Finalement, on peut dire que vouloir, c'est désirer au point d'agir effectivement pour atteindre ce qu'on désire.
Ce
qu'on veut, c'est toujours ce qu'on fait, de même que ce qu'on fait, c'est toujours ce qu'on veut.
On peut
finalement considérer la volonté comme une espèce de désir, c'est-à-dire comme le désir dont la satisfaction
dépend de nous.
« Sois logique, raisonne rationnellement ; ne te laisse pas emporter par tes sentiments ! » Il y aurait donc
opposition entre la rigueur de la raison et l'irrationalité des mouvements affectifs.
Cependant l'émotion, les
sentiments voire la passion, ne sont pas incompréhensibles ; quelles en sont les « logiques » ?
1.
Raison ou passion ?
A ~ Des passions à la passion.
q
Les passions dans la philosophie classique des XVII et XVIII ièmes correspondent à tous les mouvements
émotionnels et affectifs éprouvés dans et par le corps.
Elles recouvrent donc à peu près ce que nous
considérions comme le domaine de l'affectivité et sont caractérisées par le fait d'être ressenties, donc
éprouvées passivement, même si elles peuvent donner lieu par la suite à des (ré)actions puissantes voire
violentes.
Par leur triple caractère d'éprouvé corporel, de passivité, et de source de comportements non
contrôlés, les passions s'opposent ainsi à la raison, mais celle-ci a pour tâche de les maîtriser, de façon à
permettre un comportement rationnel.
q
La passion prend notamment à partir du XIX ième, et déjà chez Hegel, un sens plus restreint, qui correspond
à la concentration exclusive de tout le mouvement affectif et de toutes
les forces de l'esprit sur un seul objet (personne, cause ou activité).
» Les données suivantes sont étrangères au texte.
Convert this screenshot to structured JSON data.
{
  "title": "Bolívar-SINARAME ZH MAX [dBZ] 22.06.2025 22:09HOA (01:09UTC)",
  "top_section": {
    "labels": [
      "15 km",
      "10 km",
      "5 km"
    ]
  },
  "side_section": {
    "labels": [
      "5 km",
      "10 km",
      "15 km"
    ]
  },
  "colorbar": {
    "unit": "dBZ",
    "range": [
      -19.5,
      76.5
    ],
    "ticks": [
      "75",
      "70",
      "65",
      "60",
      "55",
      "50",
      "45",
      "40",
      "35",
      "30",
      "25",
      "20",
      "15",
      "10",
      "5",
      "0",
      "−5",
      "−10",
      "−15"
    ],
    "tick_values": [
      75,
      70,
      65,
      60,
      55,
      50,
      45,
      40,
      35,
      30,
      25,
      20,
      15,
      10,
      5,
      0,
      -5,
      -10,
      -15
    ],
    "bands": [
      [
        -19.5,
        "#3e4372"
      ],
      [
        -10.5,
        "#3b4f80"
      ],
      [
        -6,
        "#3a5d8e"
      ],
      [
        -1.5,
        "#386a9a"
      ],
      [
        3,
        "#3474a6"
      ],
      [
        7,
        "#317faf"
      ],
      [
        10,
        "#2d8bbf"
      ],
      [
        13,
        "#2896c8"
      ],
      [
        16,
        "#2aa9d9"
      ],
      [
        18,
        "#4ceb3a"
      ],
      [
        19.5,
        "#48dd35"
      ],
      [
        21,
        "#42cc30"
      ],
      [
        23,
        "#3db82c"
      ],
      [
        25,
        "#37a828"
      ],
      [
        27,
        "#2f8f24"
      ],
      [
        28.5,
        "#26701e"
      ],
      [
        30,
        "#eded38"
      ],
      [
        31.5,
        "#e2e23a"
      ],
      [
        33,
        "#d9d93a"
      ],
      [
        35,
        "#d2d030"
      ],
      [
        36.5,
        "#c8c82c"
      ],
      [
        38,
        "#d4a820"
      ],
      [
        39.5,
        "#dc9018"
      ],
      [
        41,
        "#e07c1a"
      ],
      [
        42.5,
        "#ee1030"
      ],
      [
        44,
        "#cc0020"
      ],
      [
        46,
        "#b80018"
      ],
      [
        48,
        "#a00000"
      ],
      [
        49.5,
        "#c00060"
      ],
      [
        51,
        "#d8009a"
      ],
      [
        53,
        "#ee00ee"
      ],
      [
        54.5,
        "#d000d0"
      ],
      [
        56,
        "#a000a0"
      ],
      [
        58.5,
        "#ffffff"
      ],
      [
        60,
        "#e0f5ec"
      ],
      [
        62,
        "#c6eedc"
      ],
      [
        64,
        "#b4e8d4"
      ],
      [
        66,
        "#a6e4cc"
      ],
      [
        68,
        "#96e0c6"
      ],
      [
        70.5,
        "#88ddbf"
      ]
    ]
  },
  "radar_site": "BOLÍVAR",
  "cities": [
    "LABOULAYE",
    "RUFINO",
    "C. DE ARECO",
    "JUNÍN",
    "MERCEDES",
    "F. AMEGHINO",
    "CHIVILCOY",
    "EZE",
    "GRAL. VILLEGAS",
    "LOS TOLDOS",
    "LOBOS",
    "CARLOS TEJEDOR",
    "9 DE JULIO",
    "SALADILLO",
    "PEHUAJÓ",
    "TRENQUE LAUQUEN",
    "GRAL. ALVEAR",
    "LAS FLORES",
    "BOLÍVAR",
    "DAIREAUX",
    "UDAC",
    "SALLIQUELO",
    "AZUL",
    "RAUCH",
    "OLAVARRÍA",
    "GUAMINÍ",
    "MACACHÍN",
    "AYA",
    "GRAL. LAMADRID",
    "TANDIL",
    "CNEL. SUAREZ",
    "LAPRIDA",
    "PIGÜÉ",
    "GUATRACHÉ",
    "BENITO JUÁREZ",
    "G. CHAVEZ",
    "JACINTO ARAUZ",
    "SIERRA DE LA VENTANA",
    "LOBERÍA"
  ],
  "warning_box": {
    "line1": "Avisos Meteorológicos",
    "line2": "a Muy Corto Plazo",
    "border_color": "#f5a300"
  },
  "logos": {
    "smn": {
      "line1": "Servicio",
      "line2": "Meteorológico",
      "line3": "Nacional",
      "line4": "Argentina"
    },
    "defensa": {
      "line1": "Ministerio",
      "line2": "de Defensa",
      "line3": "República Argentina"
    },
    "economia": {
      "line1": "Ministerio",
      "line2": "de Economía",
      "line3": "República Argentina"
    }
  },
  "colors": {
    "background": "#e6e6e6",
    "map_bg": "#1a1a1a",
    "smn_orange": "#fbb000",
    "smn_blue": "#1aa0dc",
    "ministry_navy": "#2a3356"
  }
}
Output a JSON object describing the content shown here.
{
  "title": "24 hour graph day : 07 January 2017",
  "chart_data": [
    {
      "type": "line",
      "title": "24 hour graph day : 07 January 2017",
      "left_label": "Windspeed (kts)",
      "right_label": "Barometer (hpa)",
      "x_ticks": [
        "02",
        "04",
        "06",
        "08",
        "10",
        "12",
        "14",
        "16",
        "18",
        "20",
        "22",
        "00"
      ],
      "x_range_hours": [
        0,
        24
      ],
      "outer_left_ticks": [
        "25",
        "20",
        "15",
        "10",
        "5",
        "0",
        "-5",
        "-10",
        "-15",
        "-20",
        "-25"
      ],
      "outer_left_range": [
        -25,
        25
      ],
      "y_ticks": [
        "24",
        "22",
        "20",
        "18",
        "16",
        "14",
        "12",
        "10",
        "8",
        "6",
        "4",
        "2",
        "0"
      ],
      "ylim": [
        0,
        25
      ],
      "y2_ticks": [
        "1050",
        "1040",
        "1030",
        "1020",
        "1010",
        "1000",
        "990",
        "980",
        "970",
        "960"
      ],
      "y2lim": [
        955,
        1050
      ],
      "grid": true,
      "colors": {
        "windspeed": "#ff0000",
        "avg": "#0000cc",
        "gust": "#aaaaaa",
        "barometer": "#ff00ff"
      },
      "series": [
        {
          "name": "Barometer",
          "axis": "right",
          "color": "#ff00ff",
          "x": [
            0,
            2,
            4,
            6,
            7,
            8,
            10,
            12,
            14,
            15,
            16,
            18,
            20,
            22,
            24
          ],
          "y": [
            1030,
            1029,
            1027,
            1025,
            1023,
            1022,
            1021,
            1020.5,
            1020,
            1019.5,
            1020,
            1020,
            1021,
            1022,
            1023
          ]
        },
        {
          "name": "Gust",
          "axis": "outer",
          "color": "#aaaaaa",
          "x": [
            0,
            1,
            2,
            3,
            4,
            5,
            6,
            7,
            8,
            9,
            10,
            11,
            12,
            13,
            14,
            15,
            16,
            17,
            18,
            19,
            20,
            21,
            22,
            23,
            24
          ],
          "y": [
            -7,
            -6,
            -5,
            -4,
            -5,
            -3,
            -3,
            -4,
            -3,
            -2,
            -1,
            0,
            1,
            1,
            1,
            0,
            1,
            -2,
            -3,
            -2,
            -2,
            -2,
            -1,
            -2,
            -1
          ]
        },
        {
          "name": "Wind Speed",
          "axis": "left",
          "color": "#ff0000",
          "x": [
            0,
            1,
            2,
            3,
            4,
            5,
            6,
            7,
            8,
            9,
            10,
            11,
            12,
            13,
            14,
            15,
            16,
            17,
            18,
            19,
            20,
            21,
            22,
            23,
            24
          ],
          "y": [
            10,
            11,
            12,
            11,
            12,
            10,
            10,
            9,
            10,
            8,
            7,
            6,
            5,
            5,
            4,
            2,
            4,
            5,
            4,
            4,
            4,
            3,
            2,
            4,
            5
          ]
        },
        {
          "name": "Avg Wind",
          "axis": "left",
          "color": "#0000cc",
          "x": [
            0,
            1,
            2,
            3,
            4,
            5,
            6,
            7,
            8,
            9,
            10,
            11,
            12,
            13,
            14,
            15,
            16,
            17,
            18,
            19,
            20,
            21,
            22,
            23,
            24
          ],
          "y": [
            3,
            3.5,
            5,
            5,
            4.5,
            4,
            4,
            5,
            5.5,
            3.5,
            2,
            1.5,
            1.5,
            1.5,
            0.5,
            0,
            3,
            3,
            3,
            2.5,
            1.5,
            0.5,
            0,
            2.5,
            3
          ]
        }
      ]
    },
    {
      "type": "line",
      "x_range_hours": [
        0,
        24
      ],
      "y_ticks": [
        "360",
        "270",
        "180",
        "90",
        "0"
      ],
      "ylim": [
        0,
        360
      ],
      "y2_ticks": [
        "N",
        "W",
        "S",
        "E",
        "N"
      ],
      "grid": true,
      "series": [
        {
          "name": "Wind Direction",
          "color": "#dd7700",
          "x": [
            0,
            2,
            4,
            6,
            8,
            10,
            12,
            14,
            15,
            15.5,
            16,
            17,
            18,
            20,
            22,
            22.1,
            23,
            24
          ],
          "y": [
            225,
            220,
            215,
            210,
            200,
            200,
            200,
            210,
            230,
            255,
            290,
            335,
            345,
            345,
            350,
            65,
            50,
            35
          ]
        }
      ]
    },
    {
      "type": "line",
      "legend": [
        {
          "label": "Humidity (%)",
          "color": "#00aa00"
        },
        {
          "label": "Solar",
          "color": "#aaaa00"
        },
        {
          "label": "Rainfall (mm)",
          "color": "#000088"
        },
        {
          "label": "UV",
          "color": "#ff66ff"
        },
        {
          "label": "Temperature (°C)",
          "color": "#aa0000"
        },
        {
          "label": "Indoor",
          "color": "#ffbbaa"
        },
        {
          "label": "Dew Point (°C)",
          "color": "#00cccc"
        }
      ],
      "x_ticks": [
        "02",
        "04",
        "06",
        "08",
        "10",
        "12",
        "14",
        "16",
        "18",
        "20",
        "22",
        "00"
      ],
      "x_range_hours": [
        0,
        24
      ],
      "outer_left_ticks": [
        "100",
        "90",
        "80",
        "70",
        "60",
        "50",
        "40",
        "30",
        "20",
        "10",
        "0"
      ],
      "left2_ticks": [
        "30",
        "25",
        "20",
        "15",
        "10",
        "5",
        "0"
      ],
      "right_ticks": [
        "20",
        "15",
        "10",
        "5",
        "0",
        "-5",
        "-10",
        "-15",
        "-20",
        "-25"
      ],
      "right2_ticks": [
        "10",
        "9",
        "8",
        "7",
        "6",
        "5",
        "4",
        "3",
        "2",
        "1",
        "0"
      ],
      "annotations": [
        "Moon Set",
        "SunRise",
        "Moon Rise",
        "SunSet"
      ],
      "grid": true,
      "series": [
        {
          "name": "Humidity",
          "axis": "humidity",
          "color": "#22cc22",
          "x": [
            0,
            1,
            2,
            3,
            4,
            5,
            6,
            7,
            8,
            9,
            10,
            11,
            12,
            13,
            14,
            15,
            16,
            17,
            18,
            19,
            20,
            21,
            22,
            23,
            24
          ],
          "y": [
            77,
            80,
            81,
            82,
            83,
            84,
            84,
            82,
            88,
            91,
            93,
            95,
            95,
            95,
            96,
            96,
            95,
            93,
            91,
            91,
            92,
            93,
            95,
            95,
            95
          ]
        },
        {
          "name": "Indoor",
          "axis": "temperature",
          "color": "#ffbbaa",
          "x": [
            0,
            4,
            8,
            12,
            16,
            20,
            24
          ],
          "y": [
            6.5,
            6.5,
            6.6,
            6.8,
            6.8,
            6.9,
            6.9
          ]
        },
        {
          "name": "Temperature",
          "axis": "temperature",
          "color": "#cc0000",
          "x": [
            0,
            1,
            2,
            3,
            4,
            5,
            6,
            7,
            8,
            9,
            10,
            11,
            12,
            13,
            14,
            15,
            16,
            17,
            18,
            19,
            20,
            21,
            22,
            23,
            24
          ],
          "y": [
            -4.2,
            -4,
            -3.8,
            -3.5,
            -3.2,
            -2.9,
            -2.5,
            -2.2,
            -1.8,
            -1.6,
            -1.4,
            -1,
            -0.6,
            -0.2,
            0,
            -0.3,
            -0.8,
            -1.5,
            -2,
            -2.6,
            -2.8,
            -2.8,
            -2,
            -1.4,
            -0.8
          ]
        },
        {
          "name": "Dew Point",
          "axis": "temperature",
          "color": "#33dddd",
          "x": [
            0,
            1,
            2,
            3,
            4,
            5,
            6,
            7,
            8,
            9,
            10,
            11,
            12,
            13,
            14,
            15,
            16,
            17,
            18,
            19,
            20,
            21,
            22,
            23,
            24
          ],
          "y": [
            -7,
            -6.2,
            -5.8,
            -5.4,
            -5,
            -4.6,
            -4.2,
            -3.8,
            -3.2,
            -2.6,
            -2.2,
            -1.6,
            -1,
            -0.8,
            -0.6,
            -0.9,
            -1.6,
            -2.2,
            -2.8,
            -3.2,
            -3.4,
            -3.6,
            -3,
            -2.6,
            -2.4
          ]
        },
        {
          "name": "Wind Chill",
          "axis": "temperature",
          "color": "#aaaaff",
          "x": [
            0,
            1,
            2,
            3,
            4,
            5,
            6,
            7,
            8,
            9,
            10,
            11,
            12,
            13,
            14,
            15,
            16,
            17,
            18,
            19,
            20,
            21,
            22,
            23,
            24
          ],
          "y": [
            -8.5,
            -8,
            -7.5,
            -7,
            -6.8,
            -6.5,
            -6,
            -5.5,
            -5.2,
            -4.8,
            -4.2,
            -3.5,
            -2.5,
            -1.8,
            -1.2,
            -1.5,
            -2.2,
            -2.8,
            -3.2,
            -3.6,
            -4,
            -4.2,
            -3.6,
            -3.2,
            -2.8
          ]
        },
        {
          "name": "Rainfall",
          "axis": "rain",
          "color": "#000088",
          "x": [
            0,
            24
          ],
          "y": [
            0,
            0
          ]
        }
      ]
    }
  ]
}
Puissance du sentiment, exclusion de toute autre considération
caractérisent alors la passion.
Celle-ci peut donc être destructrice, mais
elle est aussi selon Hegel la condition même de « tout ce qui se fait de
grand » dans le monde, car elle déploie des énergies étonnantes et
surmonte les obstacles.
La passion a souvent été méprisée comme une chose qui est plus ou moins
mauvaise.
Le romantisme allemand et, en particulier, Hegel restituent à la
passion toute sa grandeur.
Dans une Introduction fameuse (« La Raison
dans l'histoire ») à ses « Leçons sur la philosophie de l'histoire » - publiées
après sa mort à partir de manuscrits de l'auteur et de notes prises par ses
auditeurs -, on peut lire (trad.
Kostas Papaioannou, coll.
10118):
« Rien ne s'est fait sans être soutenu par l'intérêt de ceux qui y ont
participé.
Cet intérêt nous l'appelons passion lorsque, écartant tous les
autres intérêts ou buts, l'individualité tout entière se projette sur un
objectif avec toutes les fibres intérieures de son vouloir et concentre
dans ce but ses forces et tous ses besoins.
En ce sens, nous devons dire
que rien de grand ne s'est accompli dans le monde sans passion.
»
L'histoire est en apparence chaos et désordre.
Tout semble voué à la disparition, rien ne demeure : « Qui a
contemplé les ruines de Carthage, de Palmyre, Persépolis, Rome, sans réfléchir sur la caducité des empires et
des hommes, sans porter le deuil de cette vie passée puissante et riche ? Ce n'est pas comme devant la tombe
des êtres qui nous furent chers, un deuil qui s'attarde aux pertes personnelles et à la caducité des fins
particulières: c'est le deuil désintéressé d'une vie humaine brillante et civilisée.
»
L'histoire apparaît comme cette « vallée des ossements » où nous voyons les réalisations «les plus grandes et
les plus élevées rabougries et détruites par les passions humaines », «l'autel sur lequel ont été sacrifiés le
bonheur des peuples, la sagesse des Etats et la vertu des individus ».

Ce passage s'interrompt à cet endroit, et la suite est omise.